This is the first trial to examine the impact of the modulation of T-cell co-stimulation with abatacept in patients with early RA. Both primary endpoints were met. Abatacept plus methotrexate was significantly better at inducing DAS28 (CRP)-defined remission and reducing radiographic progression compared with methotrexate alone. Sensitivity analyses demonstrated that background medications did not impact the primary endpoints. Consistent with previous studies of abatacept in patients with established RA,22 23
clinical responses (ACR criteria) and clinically meaningful improvements in both physical function and HRQoL were significantly higher in the abatacept plus methotrexate group compared with the group receiving methotrexate alone. In addition, the safety and tolerability of abatacept plus methotrexate was generally comparable to methotrexate alone.

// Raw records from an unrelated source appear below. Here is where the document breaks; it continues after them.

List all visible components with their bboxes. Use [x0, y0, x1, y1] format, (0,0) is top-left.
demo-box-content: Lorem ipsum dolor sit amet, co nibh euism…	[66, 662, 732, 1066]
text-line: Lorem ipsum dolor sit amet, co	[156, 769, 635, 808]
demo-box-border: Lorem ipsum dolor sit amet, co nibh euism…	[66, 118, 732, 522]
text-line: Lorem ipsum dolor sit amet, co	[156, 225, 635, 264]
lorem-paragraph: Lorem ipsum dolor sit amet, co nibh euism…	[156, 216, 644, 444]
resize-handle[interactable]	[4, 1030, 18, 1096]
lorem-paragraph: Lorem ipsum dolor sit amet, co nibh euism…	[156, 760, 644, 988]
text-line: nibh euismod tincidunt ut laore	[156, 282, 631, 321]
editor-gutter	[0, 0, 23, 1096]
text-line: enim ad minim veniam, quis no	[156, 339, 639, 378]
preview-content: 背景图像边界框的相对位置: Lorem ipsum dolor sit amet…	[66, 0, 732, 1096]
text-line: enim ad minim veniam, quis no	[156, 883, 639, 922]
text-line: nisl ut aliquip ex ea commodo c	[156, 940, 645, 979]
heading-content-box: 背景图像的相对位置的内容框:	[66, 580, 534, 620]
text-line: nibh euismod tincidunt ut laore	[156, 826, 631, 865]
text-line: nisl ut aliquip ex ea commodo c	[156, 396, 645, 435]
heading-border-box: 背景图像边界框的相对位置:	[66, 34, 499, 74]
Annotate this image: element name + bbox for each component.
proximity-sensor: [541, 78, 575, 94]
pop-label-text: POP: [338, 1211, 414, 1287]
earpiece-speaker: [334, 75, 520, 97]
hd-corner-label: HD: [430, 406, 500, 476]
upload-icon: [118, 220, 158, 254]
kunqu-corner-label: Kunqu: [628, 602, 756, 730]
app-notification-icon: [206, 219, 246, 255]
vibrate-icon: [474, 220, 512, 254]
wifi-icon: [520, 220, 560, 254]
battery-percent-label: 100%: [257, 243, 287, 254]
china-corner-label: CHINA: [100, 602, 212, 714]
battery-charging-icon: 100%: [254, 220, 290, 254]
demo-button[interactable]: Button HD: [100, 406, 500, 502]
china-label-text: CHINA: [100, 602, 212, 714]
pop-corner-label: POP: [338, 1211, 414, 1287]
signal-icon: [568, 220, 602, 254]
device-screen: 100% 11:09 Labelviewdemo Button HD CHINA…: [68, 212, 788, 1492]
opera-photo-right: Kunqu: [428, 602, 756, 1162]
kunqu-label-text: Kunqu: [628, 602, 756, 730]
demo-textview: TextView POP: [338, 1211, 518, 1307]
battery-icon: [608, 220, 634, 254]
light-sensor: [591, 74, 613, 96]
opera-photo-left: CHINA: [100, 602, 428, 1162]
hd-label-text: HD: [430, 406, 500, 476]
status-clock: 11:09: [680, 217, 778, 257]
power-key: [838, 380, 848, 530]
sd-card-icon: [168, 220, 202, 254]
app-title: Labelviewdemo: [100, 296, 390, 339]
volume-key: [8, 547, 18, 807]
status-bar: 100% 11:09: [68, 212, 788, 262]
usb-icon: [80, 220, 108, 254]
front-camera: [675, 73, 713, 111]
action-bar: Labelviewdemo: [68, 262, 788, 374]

The clinical benefits observed with abatacept plus methotrexate were coupled with significantly lower rates of radiographic progression compared with the methotrexate-alone group. In a patient population with established RA and an inadequate response to methotrexate from the Abatacept in Inadequate Responders to Methotrexate (AIM) study, the rate of structural damage progression was significantly lower during the second year of treatment compared with the first year.19
The 2-year results from the current trial will determine whether this effect is also observed in patients with early RA. In contrast to the lower rates of progression in TS and ES in the abatacept plus methotrexate group, rates of JSN progression were minimal in both groups and were not significantly different. Consistent with other trials in patients with early RA,6 7 8 9
baseline values and the progression of JSN scores were low in both treatment arms, and it is possible that there was not enough power to detect small differences in rates of progression between the two groups.
On-drug remission is now an important and realistic therapeutic goal, which is increasingly reflected in the design of clinical trials for RA. This abatacept study and an early RA etanercept trial10
are the first studies of biological agents to use DAS28-defined remission as a primary endpoint. Remission was also the primary endpoint of an early RA trial comparing combination non-biological DMARD therapy with monotherapy,24
although in that trial remission was defined using the ACR criteria.25
The clinical and radiographic efficacy benefits reported here, including the proportion of patients achieving DAS28 (CRP)-defined remission, are comparable with those observed in other similar trials of early RA with biological therapies.6 7 8 10
This is particularly encouraging because of the poor prognostic status of the patients in this study, as all were required to have erosions and to be RF or anti-CCP2-seropositive at baseline. In fact, approximately 90% of the patients were anti-CCP2 positive. These prognostic factors all correlate with poor long-term outcomes and an aggressive disease course.2 3
As a result of the chronic long-term nature of RA, the safety and tolerability of a therapeutic agent is of critical importance. In this study, the overall frequency of adverse events and serious adverse events (including serious infections and autoimmune events) was similar between treatment groups, and in some cases was numerically lower in the abatacept plus methotrexate group. Infusional reactions occurred more frequently in the abatacept plus methotrexate group and were mostly mild in severity. Across both groups there were no cases of tuberculosis or opportunistic infections. One case of cancer was reported across treatment arms (pancreatic cancer in the abatacept plus methotrexate group). These data are consistent with the safety findings in previous studies of abatacept-treated patients with RA of a longer disease duration.22 23
The safety and tolerability of abatacept plus methotrexate in this study was further supported by a high retention rate (>90%) and a low rate of discontinuations for safety reasons.
These data should be interpreted within the context of the trial. As these short-term, double-blind data are restricted to 1 year, the capacity to assess longer-term structural changes or detect infrequent safety-related events may be limited. It will be interesting to examine this group of poor prognosis patients over the second year of this 2-year trial in order to monitor whether the clinical, functional and radiographic benefits observed here are maintained or improved, as has been observed with abatacept in patients with established RA.13 14
As this study focused on a poor prognosis patient population who were seropositive for RF and/or anti-CCP, seronegative patients were not included. However, it should be noted that abatacept has previously been demonstrated to have efficacy in patients with established RA in a number of trials that have included both seropositive and seronegative patients.13 14
In summary, the combination of abatacept plus methotrexate was significantly more effective in inducing DAS28 (CRP)-defined remission and inhibiting radiographic progression than methotrexate alone in patients with early RA and poor prognostic factors. Coupled with a safety and tolerability profile comparable to methotrexate alone, these data support the early use of abatacept in RA patients with moderate to severe disease.